Information about these 15 primer pairs is provided in Table 2. The results showed that the average allele (Na) of the 15 SSR loci was 3.67, the minimum observed heterozygosity (HO) and expected heterozygosity (HE) were 0.095 and 0.167, and the maximum HO and HE were 1.000 and 0.788, respectively. The average PIC (polymorphic information content) value was 0.44, with four highly polymorphic loci (TH17, TH25, TH31 and TH58) having PIC values higher than 0.5.
Table 2
Genetic characteristic statistics generated by 15 SSR markers on 45 T. rupestris individuals.

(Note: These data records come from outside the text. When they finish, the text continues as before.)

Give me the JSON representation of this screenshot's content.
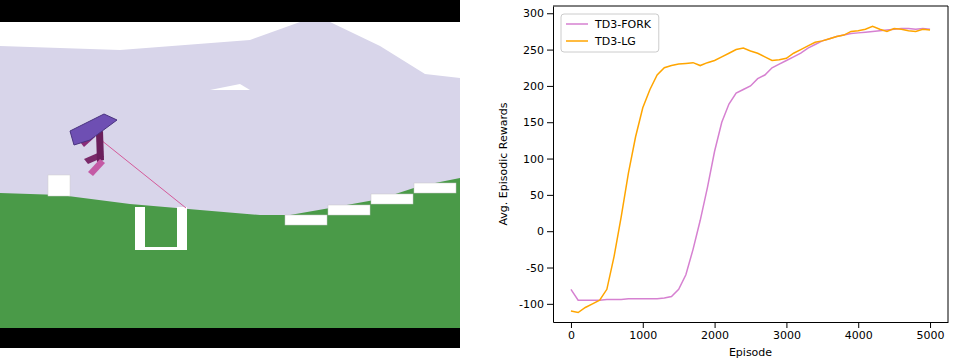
{
  "chart_data": {
    "type": "line",
    "xlabel": "Episode",
    "ylabel": "Avg. Episodic Rewards",
    "x": [
      0,
      100,
      200,
      300,
      400,
      500,
      600,
      700,
      800,
      900,
      1000,
      1100,
      1200,
      1300,
      1400,
      1500,
      1600,
      1700,
      1800,
      1900,
      2000,
      2100,
      2200,
      2300,
      2400,
      2500,
      2600,
      2700,
      2800,
      2900,
      3000,
      3100,
      3200,
      3300,
      3400,
      3500,
      3600,
      3700,
      3800,
      3900,
      4000,
      4100,
      4200,
      4300,
      4400,
      4500,
      4600,
      4700,
      4800,
      4900,
      5000
    ],
    "series": [
      {
        "name": "TD3-FORK",
        "color": "#d681d1",
        "values": [
          -80,
          -95,
          -95,
          -95,
          -95,
          -94,
          -94,
          -94,
          -93,
          -93,
          -93,
          -93,
          -93,
          -92,
          -90,
          -80,
          -60,
          -25,
          15,
          60,
          110,
          150,
          175,
          190,
          195,
          200,
          210,
          215,
          225,
          230,
          235,
          240,
          245,
          252,
          257,
          262,
          265,
          268,
          270,
          272,
          273,
          274,
          275,
          276,
          277,
          278,
          279,
          279,
          278,
          279,
          278
        ]
      },
      {
        "name": "TD3-LG",
        "color": "#ffa500",
        "values": [
          -110,
          -112,
          -105,
          -100,
          -95,
          -80,
          -35,
          20,
          80,
          130,
          170,
          195,
          215,
          225,
          228,
          230,
          231,
          232,
          228,
          232,
          235,
          240,
          245,
          250,
          252,
          248,
          245,
          240,
          235,
          236,
          238,
          245,
          250,
          255,
          260,
          262,
          265,
          268,
          270,
          275,
          276,
          278,
          282,
          278,
          275,
          279,
          278,
          276,
          275,
          278,
          277
        ]
      }
    ],
    "xlim": [
      -250,
      5250
    ],
    "ylim": [
      -125,
      310
    ],
    "xticks": [
      0,
      1000,
      2000,
      3000,
      4000,
      5000
    ],
    "yticks": [
      -100,
      -50,
      0,
      50,
      100,
      150,
      200,
      250,
      300
    ],
    "legend": "upper left",
    "grid": false
  }
}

Locus | Motif | Primer sequence | k | HO | HE | PIC | HW | F(Null) |
TH4 | (ATTT)7 | TGGGCTACGACGATTGAACA GCATGTACTAGCAAACTCGCA | 3 | 0.289 | 0.461 | 0.378 | ND | 0.2225 |
TH17 | (ATGAG)5 | GTGTGCAAGTGGTTGGTTGG CTGCACCGTACCATCATGGA | 5 | 0.444 | 0.672 | 0.623 | NS | 0.183 |
TH22 | (GAT)9 | TGTCTGATTCGGGCCCTAGA TGGCATGTGATTCGCCTTCT | 7 | 0.289 | 0.508 | 0.481 | ND | 0.3385 |
TH25 | (GAA)8 | TGGCATAAAGAGTGGTCTGAGG AACGGTCTCTCCTCCTCCTC | 6 | 0.409 | 0.788 | 0.746 | ND | 0.3146 |
TH28 | (GCCA)5 | TCTGTTTTGTTTAAGGCGTGCA ACACGTGTCATCTCGTCATTGA | 3 | 0.182 | 0.581 | 0.484 | *** | 0.5428 |
TH31 | (AGAAGA)5(AGA)10 | CGTGCGATTGGTGTACCTCT AGAGGTCATTACGATTTACAACCA | 4 | 0.682 | 0.714 | 0.653 | NS | 0.0189 |
TH41 | (T)13(TT)6 | GCTAGCCAACACACCACTCT ACCCTAGGTGGCTACGAGTT | 2 | 0.295 | 0.255 | 0.22 | ND | -0.0764 |
TH44 | (TTC)7 | ACTCGATCCTCTCCCTAAAGGA CATAGGAGACGAGCAGAGGC | 3 | 0.095 | 0.304 | 0.268 | ND | 0.5373 |
TH49 | (AT)13(ATAT)6 | GTTGTACTAGGTGGCTGCCC GCTGATGGCTAGGATTCACT | 2 | 1.000 | 0.506 | 0.375 | *** | -0.333 |
TH50 | (ACC)7 | ACGACGTCACCTCCGTAAAC AGATTGAAGAGGCGGTGGTG | 2 | 0.605 | 0.499 | 0.372 | NS | -0.1015 |
TH53 | (CTT)9 | CCTACTGGCATCGAGACACC GGGATCTCCACTCCAACAGC | 3 | 0.128 | 0.167 | 0.155 | ND | 0.1229 |
TH58 | (CAAAA)5 | TCATTCTCTGCACCAACCCC GGACGTGGAGGCATTCTTGA | 6 | 0.622 | 0.773 | 0.729 | NS | 0.1122 |
TH67 | (ATGGTG)5 | CACAATCTTCCCTAAAAAGGCACA GAACCAAACCGCCCGAATTC | 3 | 0.200 | 0.388 | 0.349 | ND | 0.3055 |
TH80 | (GAAGAT)5 | TTGTCATCTTCCGCGGTGAA TCCACACCCTCATGATCGGA | 3 | 0.089 | 0.401 | 0.36 | ND | 0.6677 |
TH92 | (TTTGT)5 | TGAATGGGCAAAGGTCAACT ACCATACAAAGTTTTTGCATCCT | 3 | 1.000 | 0.564 | 0.46 | *** | -0.3011 |
Mean | | | 3.67 | 0.42 | 0.51 | 0.44 | | 0.17 |
k: the number of alleles, HO: Observed heterozygosity, HE: Expected heterozygosity, PIC: Polymorphism information content, HW: Significance of deviation from Hardy-Weinberg equilibrium. NS = not significant, *** = significant at the 0.1% level, ND = not done. These significance levels include a Bonferroni correction if the Bonferroni correction option was selected. F (null): Null allele frequency.
The results in Fig. 7 showed that the SSR markers could distinguish genetic differences among populations based on different geographical locations. Since the two populations sampled were only one kilometer apart, there was gradual genetic penetration between the populations. Two coordinates explain 15.73% and 13.14% of the overall genetic variation, respectively.
Numerous genome-wide SSR loci have been identified, paving the way for the creation of high-density genetic maps and research into the regulatory mechanisms of T. rupestris therapeutic components. It also serves as a useful reference for future genomic in vestigations and molecular markers.